Sink fold is one of the basic folds in origami, even though it is considered an advanced technique. To be honest, the idea behind the sink fold is simple, but the implementation itself could be tricky, especially in the so-called closed form.
Generally speaking, sink fold is a process of removing or collapsing a corner’s tip. Or, in other words, the main purpose of a sink fold is to smooth out sharp corners.

## Simple example

Since the picture is worth a thousand words let’s begin with a simple example. Let’s stage a situation where we have a corner that should be smooth out. As you can see, the example is super simple (figure 1).

## Open sink fold

The simplest form of a sink fold is the so-called open sink fold. But, to perform one, a simple example in figure 1, should be rearranged a bit. Namely, we have to refold it by performing an inside reverse fold (figure 2).

Now, it is easy to do an open sink fold (figure 3).

As you can see, the fact that paper layers could be easily spaced apart, allows open sink to be formed equally easily. Only what is supposed to be done is to space layers apart and push a corner tip down. This is a main reason why open sink fold is considered a reasonably simple maneuver.

Here, it would be interesting to study a corresponding crease pattern (figure 4). Specifically, it is interesting to notice that all axial creases are mountains (creases that form a triangle). That is important to realize since that property is a crucial feature of the open sink fold.

## Closed sink fold

Another common sink fold is the so-called closed sink, but this one is not that simple to perform. Problem with this fold is the fact that it should be performed on a cornet tip whose paper layers could not be separated easily. The layers are said to be closed. As a consequence, the sinking itself is quite hard, very often involving a lot of force, since it involves pushing the corner tip down without sufficiently separating paper layers.

One such closed sink could be performed using an example shown in figure 1.

As you can see, the fact that paper layers could not be spaced apart, results with a sink that is equally tightly packed. It could not be open either. In other words, upon performing close sink paper layers are so intertwined that they could not be open. Thus the name – closed sink.

If we look at a corresponding crease pattern (figure 6), we will realize that not all axial creases are mountains (creases that form a triangle). That is important since that feature is a key difference between open and close sink when shown on a crease pattern.

## Unsink fold

Finally, there is a fold known as unsink fold. Strictly speaking, this fold does not belong among sink folds at all. Nevertheless, I have included it here due to its name.

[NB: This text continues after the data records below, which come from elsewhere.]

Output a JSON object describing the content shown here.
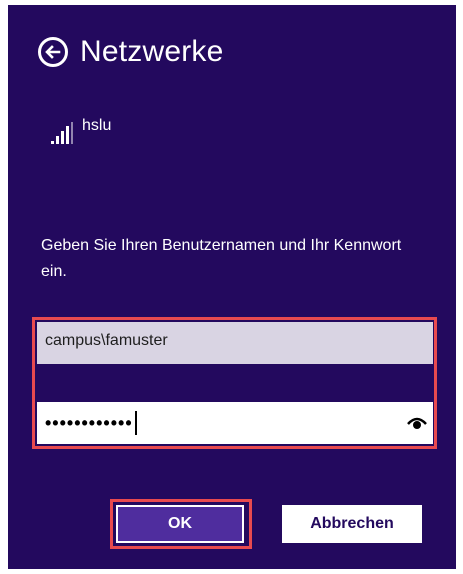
{
  "header": {
    "title": "Netzwerke",
    "back_icon": "back-arrow-circle-icon"
  },
  "network": {
    "name": "hslu",
    "signal_icon": "wifi-signal-bars-icon",
    "signal_bars": 4
  },
  "prompt": {
    "text": "Geben Sie Ihren Benutzernamen und Ihr Kennwort ein."
  },
  "form": {
    "username_value": "campus\\famuster",
    "password_mask": "••••••••••••",
    "reveal_icon": "eye-icon"
  },
  "buttons": {
    "ok_label": "OK",
    "cancel_label": "Abbrechen"
  },
  "colors": {
    "panel_bg": "#23095e",
    "accent_button": "#4f2d9e",
    "highlight_frame": "#e84a4f"
  }
}
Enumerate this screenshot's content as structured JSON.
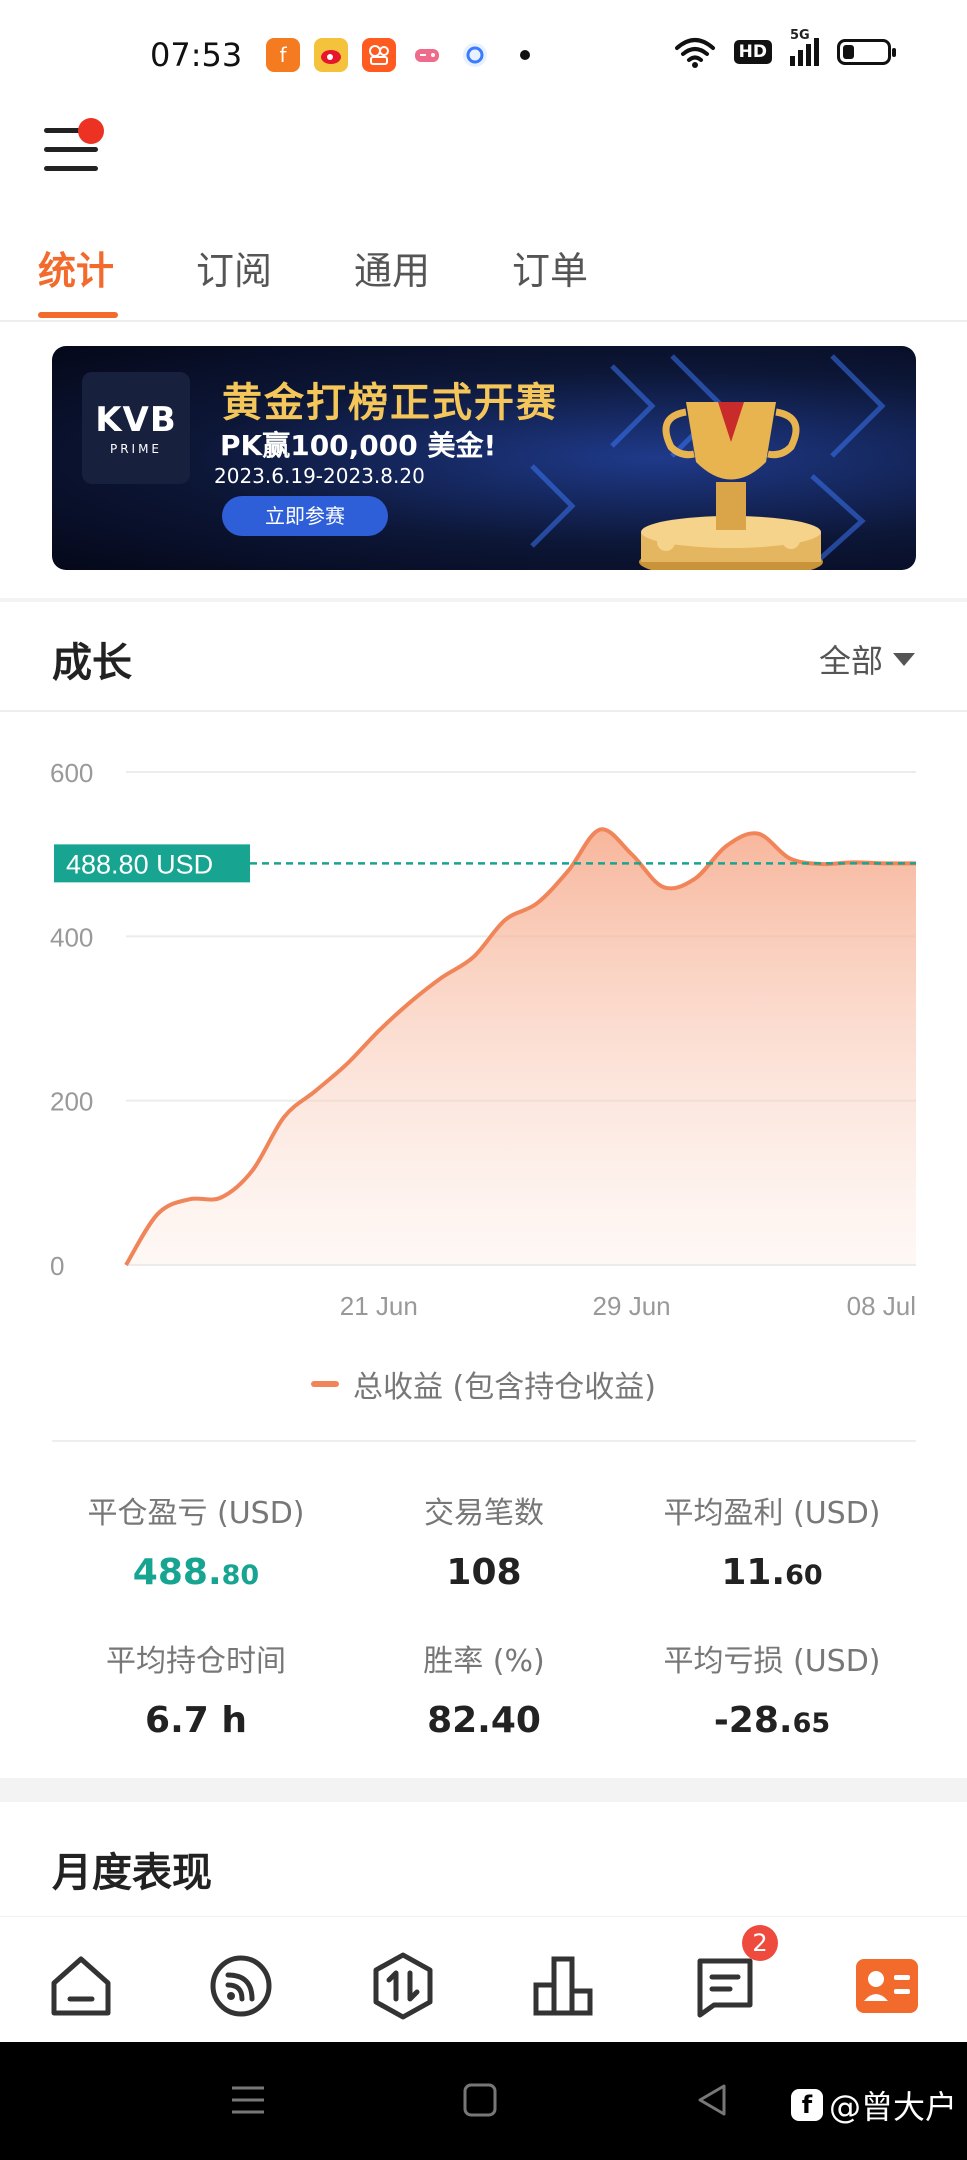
{
  "status_bar": {
    "time": "07:53",
    "network_label": "5G",
    "hd_label": "HD",
    "battery_level": 0.25
  },
  "tabs": [
    {
      "label": "统计",
      "active": true
    },
    {
      "label": "订阅",
      "active": false
    },
    {
      "label": "通用",
      "active": false
    },
    {
      "label": "订单",
      "active": false
    }
  ],
  "banner": {
    "logo_text": "KVB",
    "logo_sub": "PRIME",
    "title": "黄金打榜正式开赛",
    "subtitle": "PK赢100,000 美金!",
    "date_range": "2023.6.19-2023.8.20",
    "button_label": "立即参赛"
  },
  "growth": {
    "title": "成长",
    "filter_label": "全部"
  },
  "chart_data": {
    "type": "area",
    "y_ticks": [
      "600",
      "400",
      "200",
      "0"
    ],
    "ylim": [
      0,
      600
    ],
    "x_ticks": [
      "21 Jun",
      "29 Jun",
      "08 Jul"
    ],
    "current_value_label": "488.80 USD",
    "current_value": 488.8,
    "grid": true,
    "legend_position": "bottom",
    "series": [
      {
        "name": "总收益 (包含持仓收益)",
        "color": "#f08559",
        "x": [
          "2023-06-13",
          "2023-06-14",
          "2023-06-15",
          "2023-06-16",
          "2023-06-17",
          "2023-06-18",
          "2023-06-19",
          "2023-06-20",
          "2023-06-21",
          "2023-06-22",
          "2023-06-23",
          "2023-06-24",
          "2023-06-25",
          "2023-06-26",
          "2023-06-27",
          "2023-06-28",
          "2023-06-29",
          "2023-06-30",
          "2023-07-01",
          "2023-07-02",
          "2023-07-03",
          "2023-07-04",
          "2023-07-05",
          "2023-07-06",
          "2023-07-07",
          "2023-07-08"
        ],
        "values": [
          0,
          62,
          80,
          82,
          115,
          180,
          212,
          245,
          285,
          320,
          350,
          375,
          420,
          440,
          480,
          530,
          500,
          460,
          470,
          510,
          525,
          495,
          488,
          490,
          488.8,
          488.8
        ]
      }
    ]
  },
  "stats": [
    {
      "label": "平仓盈亏 (USD)",
      "int": "488.",
      "frac": "80",
      "highlight": true
    },
    {
      "label": "交易笔数",
      "int": "108",
      "frac": "",
      "highlight": false
    },
    {
      "label": "平均盈利 (USD)",
      "int": "11.",
      "frac": "60",
      "highlight": false
    },
    {
      "label": "平均持仓时间",
      "int": "6.7 h",
      "frac": "",
      "highlight": false
    },
    {
      "label": "胜率 (%)",
      "int": "82.40",
      "frac": "",
      "highlight": false
    },
    {
      "label": "平均亏损 (USD)",
      "int": "-28.",
      "frac": "65",
      "highlight": false
    }
  ],
  "monthly": {
    "title": "月度表现"
  },
  "bottom_nav": {
    "items": [
      {
        "name": "home-icon",
        "active": false
      },
      {
        "name": "feed-icon",
        "active": false
      },
      {
        "name": "trade-icon",
        "active": false
      },
      {
        "name": "ranking-icon",
        "active": false
      },
      {
        "name": "message-icon",
        "active": false,
        "badge": "2"
      },
      {
        "name": "profile-card-icon",
        "active": true
      }
    ],
    "accent_color": "#f26b2d"
  },
  "watermark": "@曾大户"
}
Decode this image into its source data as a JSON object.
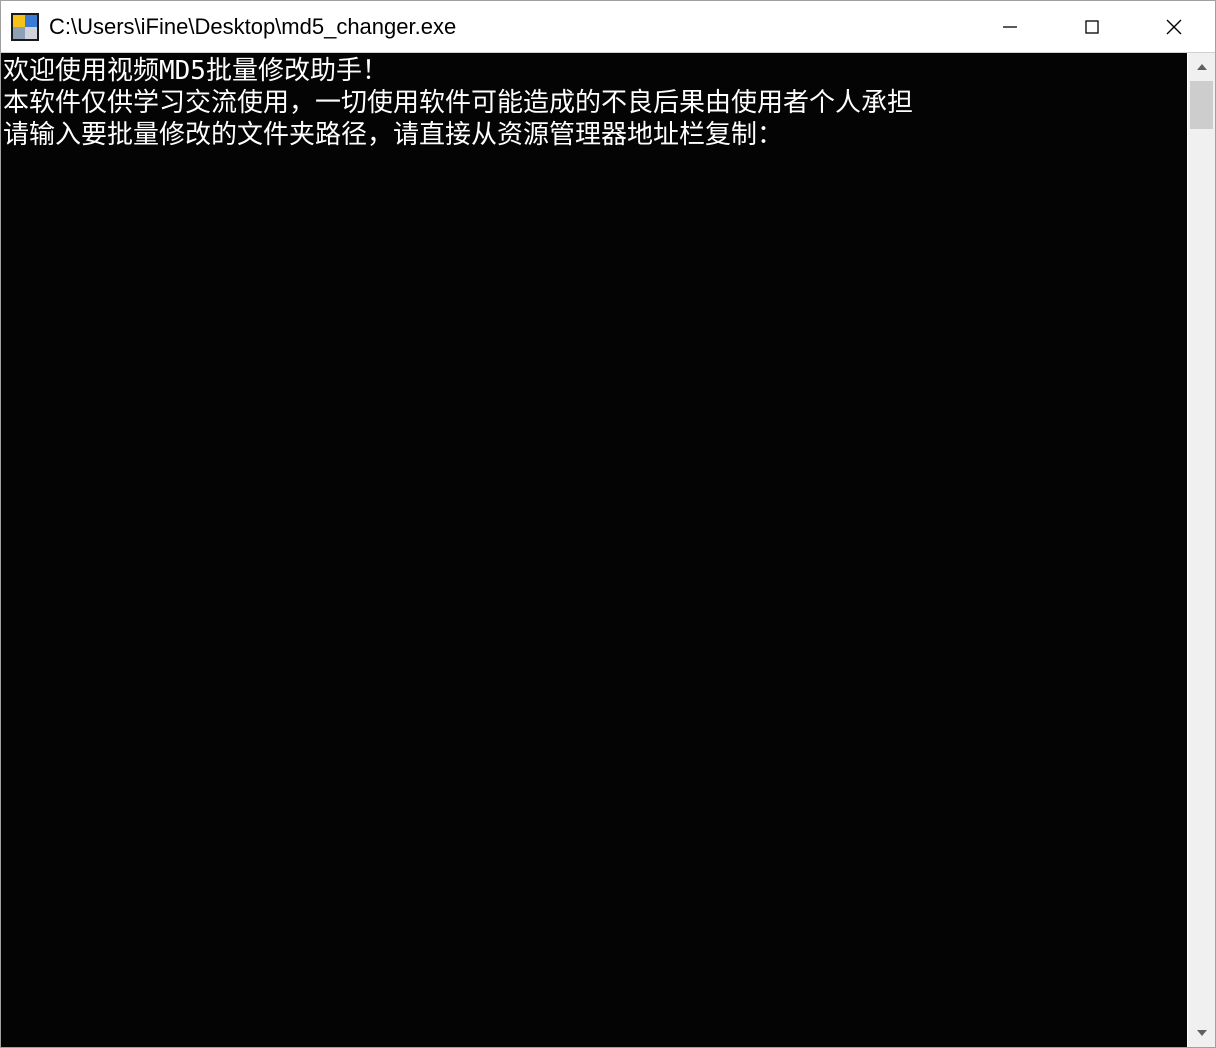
{
  "title": "C:\\Users\\iFine\\Desktop\\md5_changer.exe",
  "console": {
    "line1": "欢迎使用视频MD5批量修改助手！",
    "line2": "本软件仅供学习交流使用，一切使用软件可能造成的不良后果由使用者个人承担",
    "line3": "请输入要批量修改的文件夹路径，请直接从资源管理器地址栏复制："
  }
}
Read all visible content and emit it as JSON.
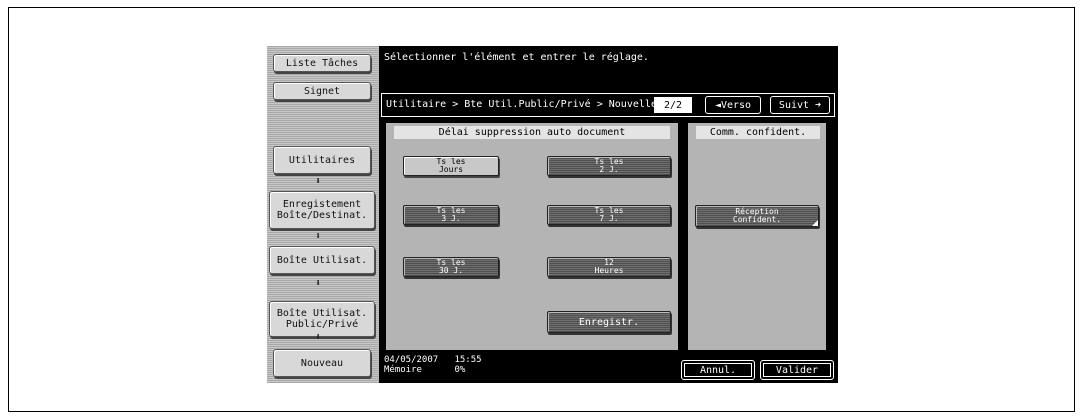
{
  "prompt": "Sélectionner l'élément et entrer le réglage.",
  "sidebar": {
    "job_list": "Liste Tâches",
    "bookmark": "Signet",
    "steps": [
      "Utilitaires",
      "Enregistement\nBoîte/Destinat.",
      "Boîte Utilisat.",
      "Boîte Utilisat.\nPublic/Privé",
      "Nouveau"
    ],
    "arrow_icon": "down-arrow-icon"
  },
  "breadcrumb": "Utilitaire > Bte Util.Public/Privé > Nouvelle",
  "page": "2/2",
  "nav": {
    "prev": "◄Verso",
    "next": "Suivt ➜"
  },
  "left_panel": {
    "title": "Délai suppression auto document",
    "options": [
      "Ts les\nJours",
      "Ts les\n2 J.",
      "Ts les\n3 J.",
      "Ts les\n7 J.",
      "Ts les\n30 J.",
      "12\nHeures"
    ],
    "selected": "Ts les\nJours",
    "register": "Enregistr."
  },
  "right_panel": {
    "title": "Comm. confident.",
    "option": "Réception\nConfident."
  },
  "status": {
    "datetime": "04/05/2007   15:55",
    "memory": "Mémoire      0%"
  },
  "buttons": {
    "cancel": "Annul.",
    "ok": "Valider"
  },
  "colors": {
    "screen_bg": "#000000",
    "panel_bg": "#b4b4b4",
    "button_dark": "#5f5f5f"
  }
}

So, the unsink fold is completely opposite to the sink fold. In other words, instead of sinking a certain tip or a point, we are doing exactly the opposite. We are trying to pull it out if it is already sunken.  Conceptually, it is not hard to understand what we are supposed to do, but practically this manoeuvre is hard to perform since in most cases there is nothing we could hold onto while we are pulling the sunken tip out.

A nice and simple example of an unsink fold is shown in figure 7. As you can see, a rabbit ear fold is performed first, only to stage a situation in which we have something to pull out. The idea is to pull out the back layer of a rabbit ear fold (figure 7C). The final result is presented in figure 7D.

As you can see the whole idea is quite simple but the maneuver itself is a bit problematic. If you do not believe me try it for yourself. You will see that pulling the back layer out is almost impossible without unfolding the model to some extent. And this is exactly what is a problem. Here, due to the model simplicity, something like this is possible. Unfortunately, on more advanced models, especially in later stages of the folding, such an approach is not an option. In such cases, unsink fold is very problematic. But then again nobody ever said that origami, especially advanced one is easy.